Stellungnahme Pro Familia Trier
- Deniz Uyanik

- 2. Sept.
- 2 Min. Lesezeit
📝Stellungnahme zur nicht gewünschten Teilnahme meiner Kandidatur für den Vorstand bei Pro Familia Trier – eine verpasste Chance für echte Vielfalt
Vielfalt, Inklusion und sexuelle Selbstbestimmung sind zentrale Werte, die sich Pro Familia die auf die Fahne geschrieben hat. Umso bedenklicher ist es, wenn Menschen, die sich aktiv für diese Werte einsetzen, strukturell ausgegrenzt werden.
Ich, Nicole Schulze, bin seit über fünf Jahren im Vorstand, mittlerweile Vorstandsvorsitzende des Berufsverbands erotische und sexuelle Dienstleistungen (BESD) und bundesweit als Aktivistin und Sexarbeiterin bekannt.
Mein Engagement gilt insbesondere Menschen mit Behinderung, Spastik und Demenz, deren sexuelle Selbstbestimmung oft übersehen oder tabuisiert wird. Auch setze ich mich sehr stark für die Sexarbeit auf der Straße ein.
Im April 2025 folgte ich dem öffentlichen Aufruf des Ortsverbands Pro Familia Trier, neue Mitglieder für den Vorstand zu gewinnen. Nach einer positiven Vorstandssitzung, wo ich mich vorstellen durfte und meiner offiziellen Mitgliedschaft im Juli wurde mir Ende August telefonisch nahegelegt, von einer Kandidatur abzusehen, ohne Angabe von Gründen. Es könnte wenn ich kandidiere zu einem Eklar kommen.
Diese Vorgehensweise wirft grundlegende Fragen auf: Wie offen ist der Verein tatsächlich für Perspektiven, die außerhalb gesellschaftlicher Normen liegen? Wie glaubwürdig ist ein Leitbild, das Vielfalt betont, wenn Menschen mit praktischer Erfahrung in der Sexarbeit und der Begleitung von Menschen mit Behinderung nahe gelegt wird nicht zu kandidieren?
Diese Entscheidung hat mich nicht nur enttäuscht, sondern auch tief verletzt. Ich empfinde sie als diskriminierend, sowohl in Bezug auf meine berufliche Tätigkeit als Sexarbeiterin als auch auf meine gesellschaftliche Position als marginalisierte Frau.
Die Intransparenz und das Schweigen über die Gründe lassen Raum für Vorurteile, die mit dem Leitbild von Pro Familia nicht vereinbar sind.

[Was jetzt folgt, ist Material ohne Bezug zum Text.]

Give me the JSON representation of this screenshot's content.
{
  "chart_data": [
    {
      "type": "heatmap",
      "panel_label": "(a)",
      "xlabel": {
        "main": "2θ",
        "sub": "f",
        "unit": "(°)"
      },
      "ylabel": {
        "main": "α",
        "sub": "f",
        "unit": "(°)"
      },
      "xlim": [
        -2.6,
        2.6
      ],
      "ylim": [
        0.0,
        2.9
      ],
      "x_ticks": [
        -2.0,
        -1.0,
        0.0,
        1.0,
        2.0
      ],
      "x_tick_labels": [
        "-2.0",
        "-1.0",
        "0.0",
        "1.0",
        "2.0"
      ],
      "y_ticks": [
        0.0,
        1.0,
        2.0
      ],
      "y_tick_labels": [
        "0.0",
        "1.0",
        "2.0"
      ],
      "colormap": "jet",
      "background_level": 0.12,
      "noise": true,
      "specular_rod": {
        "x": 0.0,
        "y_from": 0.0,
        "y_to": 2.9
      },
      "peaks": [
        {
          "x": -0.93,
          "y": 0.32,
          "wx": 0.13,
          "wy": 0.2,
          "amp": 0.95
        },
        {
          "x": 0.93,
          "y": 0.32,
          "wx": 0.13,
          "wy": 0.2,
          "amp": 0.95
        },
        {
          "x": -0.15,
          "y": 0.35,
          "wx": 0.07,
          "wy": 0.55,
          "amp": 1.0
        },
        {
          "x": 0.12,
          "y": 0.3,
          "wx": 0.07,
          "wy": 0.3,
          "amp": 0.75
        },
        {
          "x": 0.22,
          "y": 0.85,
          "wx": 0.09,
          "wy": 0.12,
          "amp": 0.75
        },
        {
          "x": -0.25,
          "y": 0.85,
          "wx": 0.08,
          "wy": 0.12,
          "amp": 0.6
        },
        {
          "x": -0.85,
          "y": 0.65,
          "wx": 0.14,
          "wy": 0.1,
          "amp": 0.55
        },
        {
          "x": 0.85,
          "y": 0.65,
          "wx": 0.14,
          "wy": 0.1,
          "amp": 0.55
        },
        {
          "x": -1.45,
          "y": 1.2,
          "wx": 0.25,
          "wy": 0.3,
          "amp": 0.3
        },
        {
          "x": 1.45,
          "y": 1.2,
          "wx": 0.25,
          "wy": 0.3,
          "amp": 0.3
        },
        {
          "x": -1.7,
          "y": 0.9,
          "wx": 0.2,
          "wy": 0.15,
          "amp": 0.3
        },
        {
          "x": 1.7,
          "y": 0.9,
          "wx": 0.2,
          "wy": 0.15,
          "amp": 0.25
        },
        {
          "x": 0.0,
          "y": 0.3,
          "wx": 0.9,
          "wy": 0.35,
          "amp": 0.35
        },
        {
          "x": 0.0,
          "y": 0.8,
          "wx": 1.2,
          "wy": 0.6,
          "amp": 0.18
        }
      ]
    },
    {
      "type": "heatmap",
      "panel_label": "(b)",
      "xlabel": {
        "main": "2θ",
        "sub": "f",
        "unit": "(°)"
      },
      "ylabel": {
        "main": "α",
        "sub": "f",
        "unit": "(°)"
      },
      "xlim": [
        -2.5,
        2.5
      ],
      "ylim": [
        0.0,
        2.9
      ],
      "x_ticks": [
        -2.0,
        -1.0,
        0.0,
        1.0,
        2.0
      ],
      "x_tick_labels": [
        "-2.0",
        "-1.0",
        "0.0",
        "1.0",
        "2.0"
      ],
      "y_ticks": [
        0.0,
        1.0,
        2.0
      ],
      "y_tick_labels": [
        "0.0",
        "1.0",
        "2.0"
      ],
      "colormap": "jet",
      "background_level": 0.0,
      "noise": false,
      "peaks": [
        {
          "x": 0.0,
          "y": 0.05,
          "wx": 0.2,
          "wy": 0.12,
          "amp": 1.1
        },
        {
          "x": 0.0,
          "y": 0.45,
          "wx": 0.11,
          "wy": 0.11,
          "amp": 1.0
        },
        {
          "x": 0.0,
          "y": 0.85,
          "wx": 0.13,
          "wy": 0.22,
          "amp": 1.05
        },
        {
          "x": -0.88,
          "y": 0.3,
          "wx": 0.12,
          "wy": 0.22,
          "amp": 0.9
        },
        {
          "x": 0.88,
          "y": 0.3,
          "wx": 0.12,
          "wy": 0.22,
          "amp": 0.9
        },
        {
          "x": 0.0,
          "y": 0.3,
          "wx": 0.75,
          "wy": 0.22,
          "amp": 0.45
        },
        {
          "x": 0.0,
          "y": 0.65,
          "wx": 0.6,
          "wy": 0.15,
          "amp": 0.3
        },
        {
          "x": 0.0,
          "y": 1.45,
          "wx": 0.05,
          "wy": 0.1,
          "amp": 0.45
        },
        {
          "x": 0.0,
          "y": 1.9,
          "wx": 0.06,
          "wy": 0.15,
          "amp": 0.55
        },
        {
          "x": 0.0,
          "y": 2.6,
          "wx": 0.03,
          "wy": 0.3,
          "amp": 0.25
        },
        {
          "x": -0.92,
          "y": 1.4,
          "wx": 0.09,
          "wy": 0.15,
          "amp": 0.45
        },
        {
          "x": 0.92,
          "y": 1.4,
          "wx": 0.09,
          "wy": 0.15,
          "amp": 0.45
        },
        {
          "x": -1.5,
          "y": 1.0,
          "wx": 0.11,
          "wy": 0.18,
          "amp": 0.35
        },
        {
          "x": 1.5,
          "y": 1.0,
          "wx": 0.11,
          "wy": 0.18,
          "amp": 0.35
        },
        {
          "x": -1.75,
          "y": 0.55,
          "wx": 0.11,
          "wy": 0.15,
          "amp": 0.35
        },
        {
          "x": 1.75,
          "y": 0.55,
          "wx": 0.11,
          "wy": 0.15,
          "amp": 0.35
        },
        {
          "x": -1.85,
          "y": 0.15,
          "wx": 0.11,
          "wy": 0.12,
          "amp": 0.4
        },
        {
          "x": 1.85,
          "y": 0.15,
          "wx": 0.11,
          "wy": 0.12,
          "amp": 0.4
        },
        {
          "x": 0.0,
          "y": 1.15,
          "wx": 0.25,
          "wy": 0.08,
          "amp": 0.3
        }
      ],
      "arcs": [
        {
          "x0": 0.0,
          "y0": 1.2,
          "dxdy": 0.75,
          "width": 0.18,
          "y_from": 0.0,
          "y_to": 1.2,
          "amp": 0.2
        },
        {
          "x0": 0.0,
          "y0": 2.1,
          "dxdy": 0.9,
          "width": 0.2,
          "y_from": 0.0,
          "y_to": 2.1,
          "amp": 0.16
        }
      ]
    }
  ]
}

Trotz dieser Erfahrung werde ich selbstverständlich kandidieren. Denn ich möchte gerade den Menschen Mut machen, die ähnliche Ausgrenzung erleben.
Menschen, deren Stimmen oft überhört werden, deren Engagement nicht gesehen wird. Ich stehe für eine inklusive, lebensnahe und menschenwürdige Sexualpolitik. Ich werde mich weiterhin dafür einsetzen, dass Vielfalt nicht nur behauptet, sondern gelebt wird.
Mein Beitrag könnte den Ortsverband nicht nur fachlich bereichern, sondern auch neue Türen geöffnen, für Kooperationen, öffentliche Sichtbarkeit und eine glaubwürdige Haltung gegenüber sexueller Selbstbestimmung. Die Entscheidung, mich auszuschließen, ist eine verpasste Chance für echten Fortschritt. Ich werde nicht schweigen. Ich werde sichtbar bleiben.
Die Mitglieder von Pro Familia entscheiden über die Zusammensetzung des Vorstands. Damit auch über die Zukunft des Vereins. Es liegt in ihrer Verantwortung, ob Pro Familia ein Ort bleibt, der sich glaubwürdig für sexuelle Selbstbestimmung und gesellschaftliche Teilhabe einsetzt.
Ich hoffe, dass sich viele Mitglieder bewusst für den Weg der Vielfalt entscheiden – für Offenheit, für Mut und für echte Veränderung.